Are you training for the Sun Valley Half Marathon, the hike to Alice Lake, or the grueling 17-mile Fisher Creek mountain bike ride? Whether it’s after a big event, strenuous hike, mountain bike ride or even a kick-butt session at the gym, recovering properly from strenuous activity is the clincher to keeping your body healthy and happy.
EAT AND DRINK
When recovering after a big workout, our bodies need carbohydrates, protein and, of course, plenty of water. Workouts take a lot of energy, and our body pulls that energy from glycogen that gets stored after eating carbohydrates. Once we have worked out and have used that energy up, it is time to replace it.
“Eating a quality form of carbs like fruit or grains will help replenish our energy for the next workout,” said Emily Fiero, a Wood River Valley nutrition consultant. “We all know that protein is important for muscle growth—this is because when we work out our muscles are actually being broken down and torn—eating protein within 30 minutes of a workout will repair the existing muscle and help it to grow even more,” added Fiero. For your post-workout meal, Fiero recommends chicken, brown rice and a salad or a shake with yogurt and berries. In addition, she advises water before, during and after your workout.
Maria Morris, L.Ac., owns and operates Nourishing Roots, Community Acupuncture. In this community acupuncture setting, several patients are treated at once, creating a collective energetic field that is soothing for many patients.
“Acupuncture is very effective for speeding recovery after a workout and for enhancing sports performance overall,” said Morris. “After a big workout during which muscles can get strained and tighten up, athletes commonly experience a feeling of stiffness and soreness—this comes from the micro trauma within the muscle fibers.”

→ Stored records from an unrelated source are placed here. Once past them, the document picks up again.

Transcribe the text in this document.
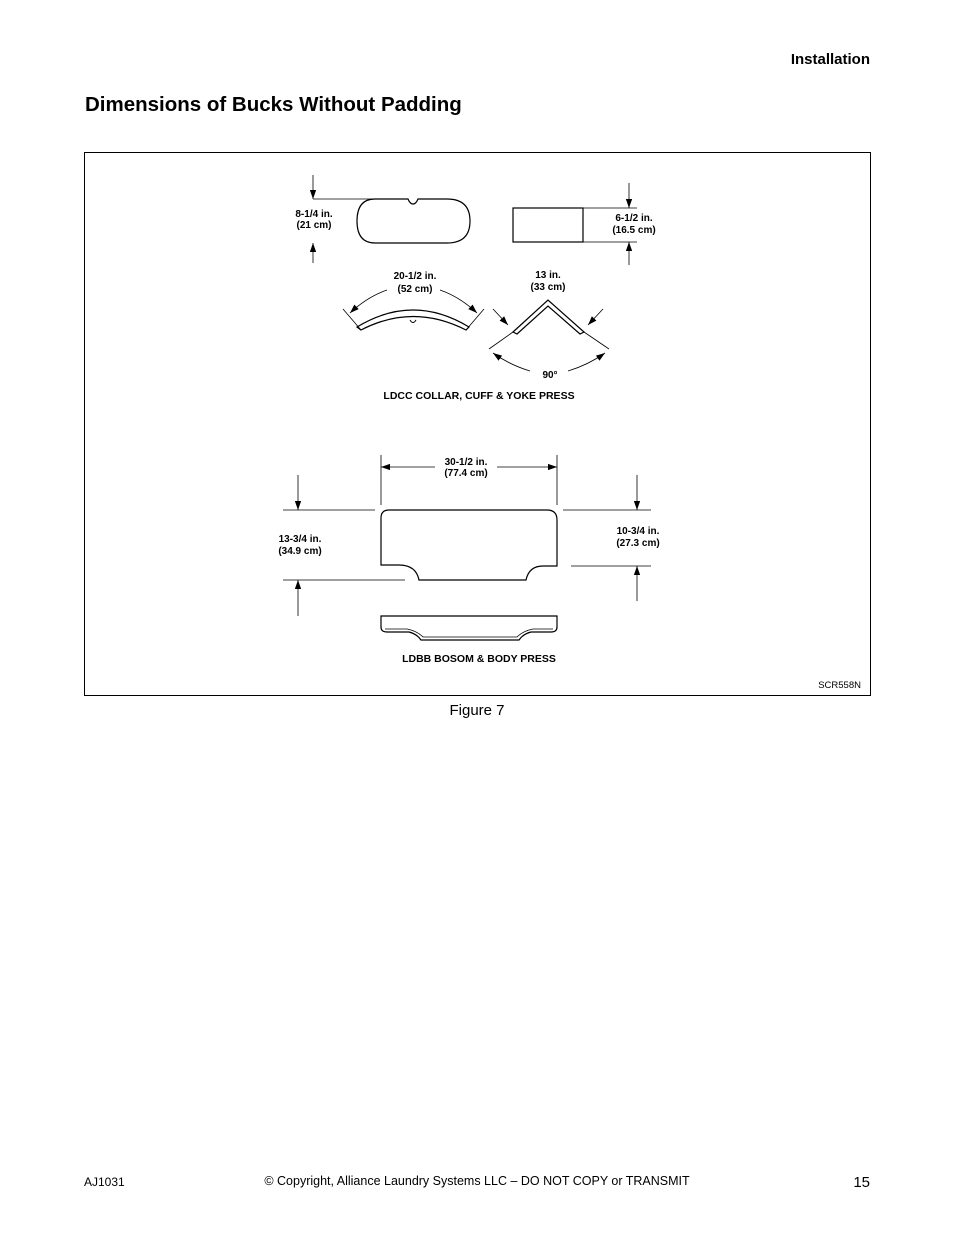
Installation
Dimensions of Bucks Without Padding
8-1/4 in.
(21 cm)
6-1/2 in.
(16.5 cm)
20-1/2 in.
(52 cm)
13 in.
(33 cm)
90°
LDCC COLLAR, CUFF & YOKE PRESS
30-1/2 in.
(77.4 cm)
13-3/4 in.
(34.9 cm)
10-3/4 in.
(27.3 cm)
LDBB BOSOM & BODY PRESS
SCR558N
Figure 7
AJ1031	© Copyright, Alliance Laundry Systems LLC – DO NOT COPY or TRANSMIT	15
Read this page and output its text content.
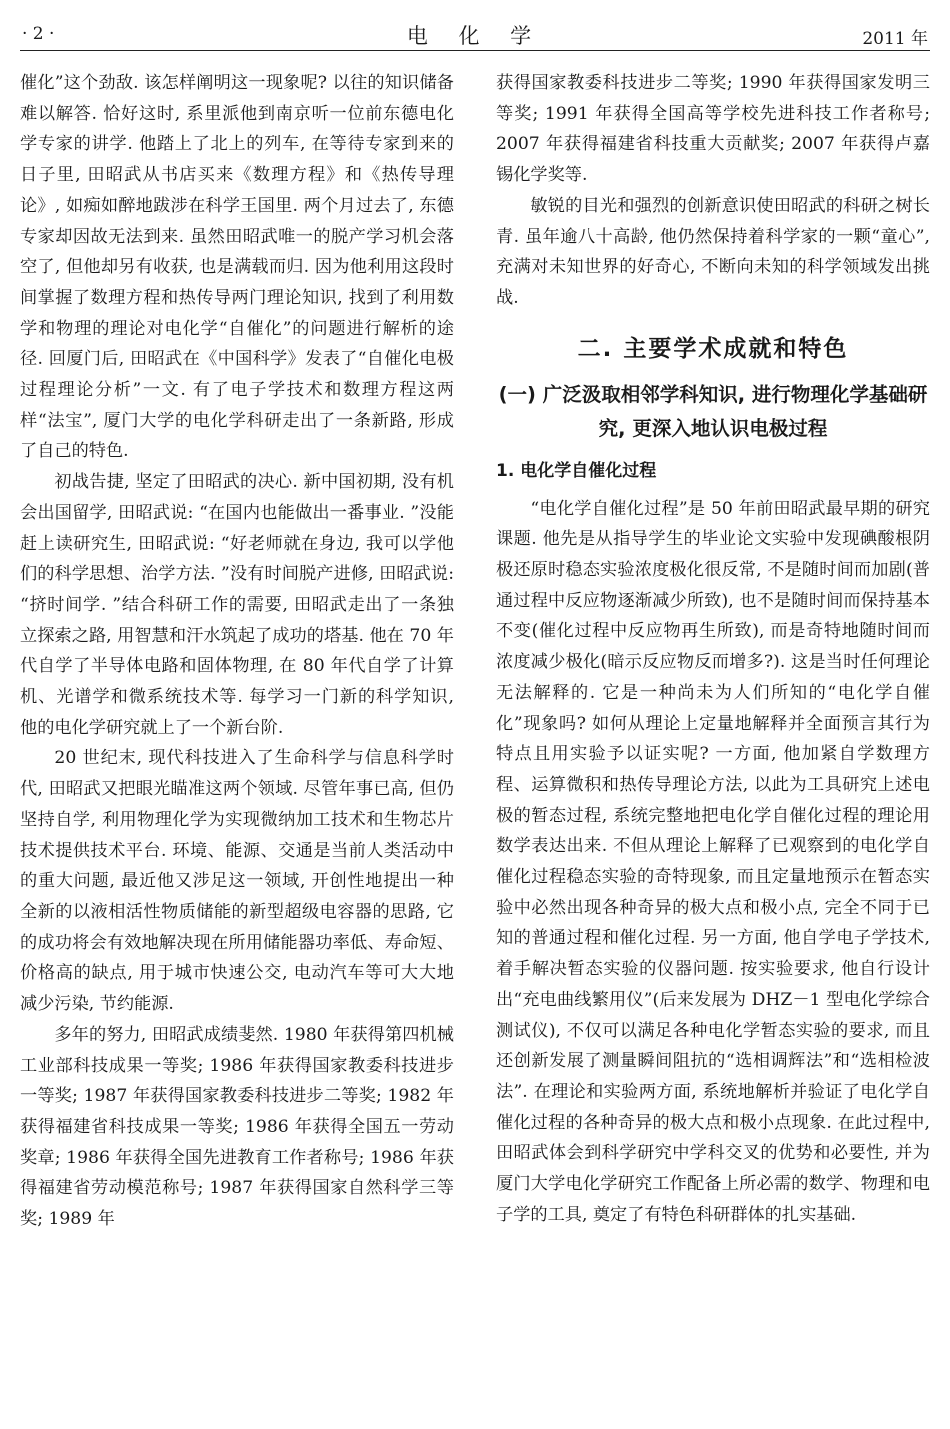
· 2 ·	电 化 学	2011 年

催化”这个劲敌. 该怎样阐明这一现象呢? 以往的知识储备难以解答. 恰好这时, 系里派他到南京听一位前东德电化学专家的讲学. 他踏上了北上的列车, 在等待专家到来的日子里, 田昭武从书店买来《数理方程》和《热传导理论》, 如痴如醉地跋涉在科学王国里. 两个月过去了, 东德专家却因故无法到来. 虽然田昭武唯一的脱产学习机会落空了, 但他却另有收获, 也是满载而归. 因为他利用这段时间掌握了数理方程和热传导两门理论知识, 找到了利用数学和物理的理论对电化学“自催化”的问题进行解析的途径. 回厦门后, 田昭武在《中国科学》发表了“自催化电极过程理论分析”一文. 有了电子学技术和数理方程这两样“法宝”, 厦门大学的电化学科研走出了一条新路, 形成了自己的特色.

初战告捷, 坚定了田昭武的决心. 新中国初期, 没有机会出国留学, 田昭武说: “在国内也能做出一番事业. ”没能赶上读研究生, 田昭武说: “好老师就在身边, 我可以学他们的科学思想、治学方法. ”没有时间脱产进修, 田昭武说: “挤时间学. ”结合科研工作的需要, 田昭武走出了一条独立探索之路, 用智慧和汗水筑起了成功的塔基. 他在 70 年代自学了半导体电路和固体物理, 在 80 年代自学了计算机、光谱学和微系统技术等. 每学习一门新的科学知识, 他的电化学研究就上了一个新台阶.

20 世纪末, 现代科技进入了生命科学与信息科学时代, 田昭武又把眼光瞄准这两个领域. 尽管年事已高, 但仍坚持自学, 利用物理化学为实现微纳加工技术和生物芯片技术提供技术平台. 环境、能源、交通是当前人类活动中的重大问题, 最近他又涉足这一领域, 开创性地提出一种全新的以液相活性物质储能的新型超级电容器的思路, 它的成功将会有效地解决现在所用储能器功率低、寿命短、价格高的缺点, 用于城市快速公交, 电动汽车等可大大地减少污染, 节约能源.

多年的努力, 田昭武成绩斐然. 1980 年获得第四机械工业部科技成果一等奖; 1986 年获得国家教委科技进步一等奖; 1987 年获得国家教委科技进步二等奖; 1982 年获得福建省科技成果一等奖; 1986 年获得全国五一劳动奖章; 1986 年获得全国先进教育工作者称号; 1986 年获得福建省劳动模范称号; 1987 年获得国家自然科学三等奖; 1989 年

获得国家教委科技进步二等奖; 1990 年获得国家发明三等奖; 1991 年获得全国高等学校先进科技工作者称号; 2007 年获得福建省科技重大贡献奖; 2007 年获得卢嘉锡化学奖等.

敏锐的目光和强烈的创新意识使田昭武的科研之树长青. 虽年逾八十高龄, 他仍然保持着科学家的一颗“童心”, 充满对未知世界的好奇心, 不断向未知的科学领域发出挑战.

二. 主要学术成就和特色
(一) 广泛汲取相邻学科知识, 进行物理化学基础研究, 更深入地认识电极过程
1. 电化学自催化过程

“电化学自催化过程”是 50 年前田昭武最早期的研究课题. 他先是从指导学生的毕业论文实验中发现碘酸根阴极还原时稳态实验浓度极化很反常, 不是随时间而加剧(普通过程中反应物逐渐减少所致), 也不是随时间而保持基本不变(催化过程中反应物再生所致), 而是奇特地随时间而浓度减少极化(暗示反应物反而增多?). 这是当时任何理论无法解释的. 它是一种尚未为人们所知的“电化学自催化”现象吗? 如何从理论上定量地解释并全面预言其行为特点且用实验予以证实呢? 一方面, 他加紧自学数理方程、运算微积和热传导理论方法, 以此为工具研究上述电极的暂态过程, 系统完整地把电化学自催化过程的理论用数学表达出来. 不但从理论上解释了已观察到的电化学自催化过程稳态实验的奇特现象, 而且定量地预示在暂态实验中必然出现各种奇异的极大点和极小点, 完全不同于已知的普通过程和催化过程. 另一方面, 他自学电子学技术, 着手解决暂态实验的仪器问题. 按实验要求, 他自行设计出“充电曲线繁用仪”(后来发展为 DHZ－1 型电化学综合测试仪), 不仅可以满足各种电化学暂态实验的要求, 而且还创新发展了测量瞬间阻抗的“选相调辉法”和“选相检波法”. 在理论和实验两方面, 系统地解析并验证了电化学自催化过程的各种奇异的极大点和极小点现象. 在此过程中, 田昭武体会到科学研究中学科交叉的优势和必要性, 并为厦门大学电化学研究工作配备上所必需的数学、物理和电子学的工具, 奠定了有特色科研群体的扎实基础.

By promoting increased circulation of blood and energy, acupuncture treats adhesions where scar tissue has formed deep within the muscles, speeding recovery and allowing the potential for training sooner and pain free. “The body can better assimilate nutrients and get rid of cellular and systemic waste, which in turn improves stamina, boosts immunity and provides more energy to do workouts,” Morris explained.
Acupuncture also affects the mental component of training by reducing stress and anxiety, increasing body awareness and promoting feelings of calm and well-being.
STRETCH, REST, REPAIR
Besides the mentally beneficial qualities of yoga and stretching, a yoga session after a strenuous activity can help muscle recovery by reducing lactic acid buildup and help increase circulation.
“Doing yoga post activity will improve your mobility and flexibility, which will, in turn, increase your movement efficiency in all activities,” explained Gather Yoga Studio instructor Beth Stuart.
Giving your body the rest it needs is as important as the workout itself. Local masseuse Alison Rosen of Sun Valley Remedies said that allowing our bodies to recover is essential. Some of the benefits of a therapeutic massage after a strenuous activity include: increased relaxation, increased circulation and blood flow, reduction of tension and anxiety, reduced inflammation, increased range of motion and the flushing of lactic acid.
Rosen’s organic-lotion company, Sun Valley Remedies, produces a product that complements a post-workout massage. “Knots Anymore is a blend of essential oils that increases circulation, reduces inflammation, and has a slight analgesic effect,” Rosen said. “It’s a great way to relieve the post-workout exhaustion and leaves your joints feeling more relaxed, often within minutes of application,” she added.
After a strenuous day, you’re physically depleted, dehydrated and mentally exhausted. “What you do immediately afterwards has a big impact on your fitness gains,” offered Connie Aronson, ACSM Certified Exercise Physiologist at the Wood River Valley YMCA. First, Aronson recommends recovery nutrition. “Affordable, low-fat chocolate milk is an excellent choice for many athletes,” she said. Second, she touts foam rolling. Two bouts of 60 seconds per area can help reduce muscle soreness while helping tight muscles regain their full range of motion.
“One recovery technique most often overlooked, however, is sleep,” Aronson said. “You need lots of it, up to 10 hours, research shows, because without proper sleep, you simply don’t recover from exercise.”